Marriage. Fidelity. Loneliness. Depression. Sex.
* The writing – absolutely stunning.
* The Swiss culture & language.
* The psychoanalysis.
* How uncomfortable it was to read – I loved & hated it in equal measure!
* Fans of psychological reads.
I finished this book a couple of days ago and I can’t stop thinking about it. It’s so powerful, emotional and beautifully written.
Anna Benz is a 30-something housewife living in Switzerland. She’s an American expat married to a successful Swiss banker, Bruno. On the surface Anna seems to have it all – the husband, the three children, the house, but as we all know, appearances can be deceptive.
Anna has been living in Switzerland for 9 years but has a limited command of the German language, and her Schwiizerdütsch is almost non-existent. She feels isolated and alone in a country that she doesn’t feel is home.
Struggling with depression, Anna visits an English-speaking psychoanalyst, she starts taking a German class, and she has extramarital affairs.
There is something deeply uncomfortable in the reading of this book. The narrative is broken, jumping from past to present, between sessions with the psychoanalyst to sordid affairs and family days. I really like this about the book, although it did take some getting used to. It feels like we are in Anna’s head, dissociated as she appears to be.
It’s the sign of an accomplished writer that although I disliked Anna, I found myself feeling for her. At times I wanted to hug her! To watch such self-destruction through her sordid sexual affairs can be so frustrating.
Being the linguaphile I am, I loved the incorporation of German in this book.

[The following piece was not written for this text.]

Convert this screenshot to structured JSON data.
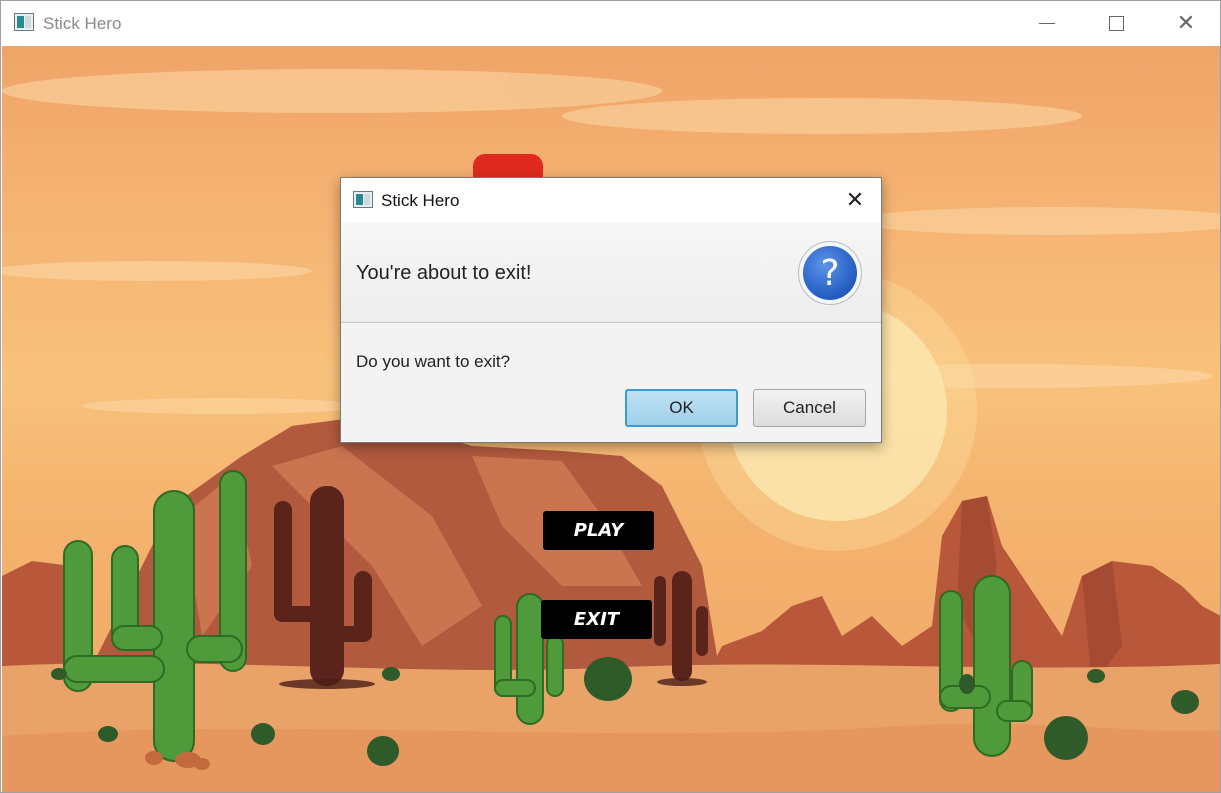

At times I learned things, but largely I felt the inclusion of the German words and phrases added something to the reading of this book. I felt that reading words that I didn’t understand actually helped me to connect more to Anna and her trouble with speaking the language.
The psychoanalysis in this book is fantastic. It helps to create a fuller picture of Anna and an understanding of her mindset.

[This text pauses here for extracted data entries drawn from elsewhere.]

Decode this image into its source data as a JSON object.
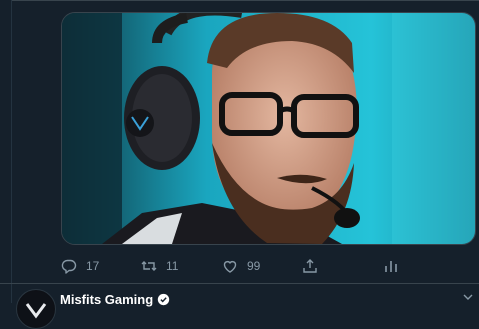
{
  "tweet": {
    "actions": {
      "reply_count": "17",
      "retweet_count": "11",
      "like_count": "99"
    }
  },
  "next_tweet": {
    "author_name": "Misfits Gaming",
    "verified": true
  },
  "colors": {
    "background": "#15202b",
    "divider": "#38444d",
    "icon": "#8899a6",
    "text_primary": "#ffffff",
    "verified_badge": "#ffffff"
  },
  "icons": {
    "reply": "reply-icon",
    "retweet": "retweet-icon",
    "like": "heart-icon",
    "share": "share-icon",
    "analytics": "analytics-icon",
    "verified": "verified-badge-icon",
    "more": "chevron-down-icon"
  }
}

Then there’s the sex. There’s a lot of it in the first half of the book especially. The language and descriptions used, well it’s safe to say I’ll never look at a pocket watch or dinner knife the same way again. Anna’s attitude to sex is quite eye-opening and again the psychology of this is fascinating.
From the start this book feels like it is building up to something, but personally I had no idea what that thing might be. The crescendo is brilliant. Despite the uncomfortable nature of the reading, I felt compelled to read on, I couldn’t stop.
I was honestly lost for words when I finished this book. The beautiful writing, the emotions, the narrative journey has left me in awe. This is a debut novel, a DEBUT novel. It’s quite simply brilliant.
Hausfrau is out in hardback tomorrow, 26th March 2015. It’s available to download to your Kindle now.